DAILY BRIEFINGThe Moron's Daily Briefing
Mar. 4 - Today is Shrove Tuesday. The name is derived from the ancient practice of Roman Catholic priests "shroving" their parishioners in preparation for forty days of privation. Both practices--the shroving and the period of privation it prepared for--were borrowed from the Eastern Orthodox church.
Hence the name "Lent."
Lent is intended to commemorate the forty days and nights Jesus spent in the wilderness after John gave him a swirly in the River Jordan.
We know very little of Jesus' activities while he was in the wilderness. In fact, compounding all the evidence from the Gospels of Matthew, Mark, and Luke, the full extent of our knowledge is that Jesus didn't eat for forty days. That's nearly six weeks. They tell us he went nearly six weeks without eating, then add that "he was hungry."
Sometimes Biblical intepretation is pretty straightforward stuff.
Unfortunately for Jesus, Carnival had not yet been invented. Carnival is a tradition that evolved out of Lent during the middle ages, when people decided that if they were really going to be abstinent for forty days (the period from Ash Wednesday to Good Friday), then at least they were going to get roaring drunk beforehand. As a result, the French began calling Shrove Tuesday "Fat Tuesday." Or, in English, "Mardi Gras."
The citizens of New Orleans, under French rule for most of the 1700s, did an especially good job of eating and drinking to excess on Mardi Gras. As their territory passed first to Spanish and ultimately U.S. stewardship, each new government did their best to stamp out the festivities. This ensured that the fabulous celebrations would become a tradition. Mardi Gras became synonymous with balls and parades.
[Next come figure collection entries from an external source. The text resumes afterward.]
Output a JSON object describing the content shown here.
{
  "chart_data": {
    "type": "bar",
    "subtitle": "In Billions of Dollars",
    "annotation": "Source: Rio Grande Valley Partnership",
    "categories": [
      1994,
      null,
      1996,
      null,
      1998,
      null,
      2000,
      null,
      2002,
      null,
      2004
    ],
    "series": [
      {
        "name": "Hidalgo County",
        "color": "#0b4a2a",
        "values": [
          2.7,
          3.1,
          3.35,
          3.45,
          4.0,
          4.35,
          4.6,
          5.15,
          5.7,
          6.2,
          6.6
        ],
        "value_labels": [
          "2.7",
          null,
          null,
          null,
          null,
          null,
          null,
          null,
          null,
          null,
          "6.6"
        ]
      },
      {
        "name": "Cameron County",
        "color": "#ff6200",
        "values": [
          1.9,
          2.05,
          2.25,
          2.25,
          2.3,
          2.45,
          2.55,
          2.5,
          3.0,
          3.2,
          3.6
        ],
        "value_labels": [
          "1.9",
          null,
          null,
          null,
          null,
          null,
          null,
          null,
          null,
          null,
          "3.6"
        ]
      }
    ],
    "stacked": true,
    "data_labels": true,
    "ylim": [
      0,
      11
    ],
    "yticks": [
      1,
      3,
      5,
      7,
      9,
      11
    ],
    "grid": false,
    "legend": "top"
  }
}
Wealthy citizens had the biggest balls. The waterfront balls were always full of seamen. Radicals were known for their infamous red balls, while nature lovers had unappealing green balls. Barbers had hairy balls. The prisons had macabre hanging balls. Women were discouraged from having balls of their own, but there was no shortage of wealthy men willing to pay women to hold their balls.
And so on.
Eventually the double-entendres got old. There was more to Mardi Gras than balls. There were also parades that became more and more fantastic each year, with spectacular gaudy floats from which scantily clad women tossed strings of beads out to the adoring crowds.
Because of their religious significance, these came to be known as Venerable Beads, and they remain quite popular in Britain.
Shroving is still a popular recreation in parts of western Europe.
Knute Rockne would have been 115 today. Antonio Vivaldi would have been 325.
Today is also Discovery Day in Guam and Carnival in Switzerland.